The double chamber 10; 11 has four planar parallel glass plates as a window 16; 17; 18; 19, of which the 16 belonging to a chamber 10 or 11; 17 and 18, respectively; 19 are arranged parallel to each other and of which two on one Glass plates 16 attached to the end face of the double chamber; 18 and 17, respectively; 19 a roof edge form with each other. Each of the four glass plates faces the interior of the chamber The surface is provided with a mirror coating 20 or 21 or 22 or 23. Here is the Mirroring made only partially, namely the glass plates 16; 18 in near the edge of the roof formed by them free of the mirror coating, while the glass plates 17; 19 are mirrored in the vicinity of the roof edge formed by them. The misalignment the glass plates in the beam path and the size of the mirror are a criterion how often the beam penetrates the chamber.
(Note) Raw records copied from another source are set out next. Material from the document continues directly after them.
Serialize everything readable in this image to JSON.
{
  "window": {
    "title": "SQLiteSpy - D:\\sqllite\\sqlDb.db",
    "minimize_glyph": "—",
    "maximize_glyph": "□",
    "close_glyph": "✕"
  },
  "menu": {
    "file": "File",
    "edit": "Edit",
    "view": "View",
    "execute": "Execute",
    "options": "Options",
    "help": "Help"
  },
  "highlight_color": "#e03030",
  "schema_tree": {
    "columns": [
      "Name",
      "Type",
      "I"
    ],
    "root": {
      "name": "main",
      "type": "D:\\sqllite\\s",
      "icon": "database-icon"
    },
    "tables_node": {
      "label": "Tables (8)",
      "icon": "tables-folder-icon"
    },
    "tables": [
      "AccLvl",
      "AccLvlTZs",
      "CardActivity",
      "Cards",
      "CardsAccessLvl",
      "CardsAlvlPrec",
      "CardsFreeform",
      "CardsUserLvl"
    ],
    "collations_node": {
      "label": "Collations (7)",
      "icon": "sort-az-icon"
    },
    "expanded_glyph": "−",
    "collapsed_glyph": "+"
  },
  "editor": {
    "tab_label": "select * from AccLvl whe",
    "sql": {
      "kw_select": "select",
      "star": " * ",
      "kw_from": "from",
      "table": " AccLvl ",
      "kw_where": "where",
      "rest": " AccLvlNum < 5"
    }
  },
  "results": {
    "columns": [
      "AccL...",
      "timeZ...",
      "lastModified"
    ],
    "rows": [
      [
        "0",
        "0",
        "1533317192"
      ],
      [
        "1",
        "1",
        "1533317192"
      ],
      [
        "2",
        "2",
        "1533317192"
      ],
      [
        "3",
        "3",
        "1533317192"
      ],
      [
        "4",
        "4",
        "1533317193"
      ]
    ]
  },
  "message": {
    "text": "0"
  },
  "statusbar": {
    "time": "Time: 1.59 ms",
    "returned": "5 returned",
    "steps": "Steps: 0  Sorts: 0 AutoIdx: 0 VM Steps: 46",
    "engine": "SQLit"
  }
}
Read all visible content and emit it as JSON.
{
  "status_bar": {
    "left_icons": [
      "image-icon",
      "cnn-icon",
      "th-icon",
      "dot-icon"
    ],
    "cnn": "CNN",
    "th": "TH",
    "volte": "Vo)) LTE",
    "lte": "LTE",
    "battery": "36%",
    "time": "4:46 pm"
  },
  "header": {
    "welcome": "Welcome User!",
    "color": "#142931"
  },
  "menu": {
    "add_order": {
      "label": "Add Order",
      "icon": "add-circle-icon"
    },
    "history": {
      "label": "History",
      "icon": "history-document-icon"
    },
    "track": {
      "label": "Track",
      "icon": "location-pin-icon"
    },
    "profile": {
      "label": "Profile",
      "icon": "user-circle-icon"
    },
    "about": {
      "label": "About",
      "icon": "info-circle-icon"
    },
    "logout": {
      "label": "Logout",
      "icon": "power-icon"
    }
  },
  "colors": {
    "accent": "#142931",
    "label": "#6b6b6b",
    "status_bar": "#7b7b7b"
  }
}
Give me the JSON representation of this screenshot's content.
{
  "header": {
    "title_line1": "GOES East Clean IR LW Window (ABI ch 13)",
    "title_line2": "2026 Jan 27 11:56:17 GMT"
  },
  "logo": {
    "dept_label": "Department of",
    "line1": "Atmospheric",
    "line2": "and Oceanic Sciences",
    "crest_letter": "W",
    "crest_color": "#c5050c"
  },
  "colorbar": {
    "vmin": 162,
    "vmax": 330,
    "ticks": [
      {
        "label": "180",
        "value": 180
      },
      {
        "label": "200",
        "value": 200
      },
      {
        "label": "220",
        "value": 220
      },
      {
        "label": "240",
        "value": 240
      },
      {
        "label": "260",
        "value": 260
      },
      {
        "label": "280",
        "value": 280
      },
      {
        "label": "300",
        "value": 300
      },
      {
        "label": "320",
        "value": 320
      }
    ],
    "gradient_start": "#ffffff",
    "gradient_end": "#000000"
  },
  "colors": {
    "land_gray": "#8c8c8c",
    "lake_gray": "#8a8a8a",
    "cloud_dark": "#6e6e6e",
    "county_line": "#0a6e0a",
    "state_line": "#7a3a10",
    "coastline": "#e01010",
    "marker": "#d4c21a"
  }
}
In the present example the chamber is penetrated five times by the beam, which is five times the accuracy the measurement compared to a single passage of the beam through the same Chamber corresponds.

Claims (4)

Safety precautions 1. For picking up liquids or gases specific double chamber for two-beam interferometer that allows light to pass through each of its end faces is provided with a window, characterized in that some of the inner surfaces of the windows have a mirror covering and are designed in this way and are arranged in the optical beam path that one entering a chamber The bundle of rays displaced this parallel to itself after multiple reflections leaves. 2. Double chamber according to claim 1, characterized in that both the chamber as well as the windows closing it on their end faces are prismatic are formed, the refracting edges of the chamber prism on the one hand and the Window prisms, on the other hand, on opposite sides of the optical beam path and that the prismatic windows are mirrored near the prism bases are. 3. Double chamber according to claim 1, characterized in that the Chamber windows consist of plane-parallel glass plates lying parallel to one another, which are inclined in the optical beam path, and that the non-reflective surface of one window is opposite the mirrored surface of the other. 4. Double chamber according to claim 3, characterized in that the The mirrored areas of the windows are larger than the assigned non-mirrored areas Surfaces.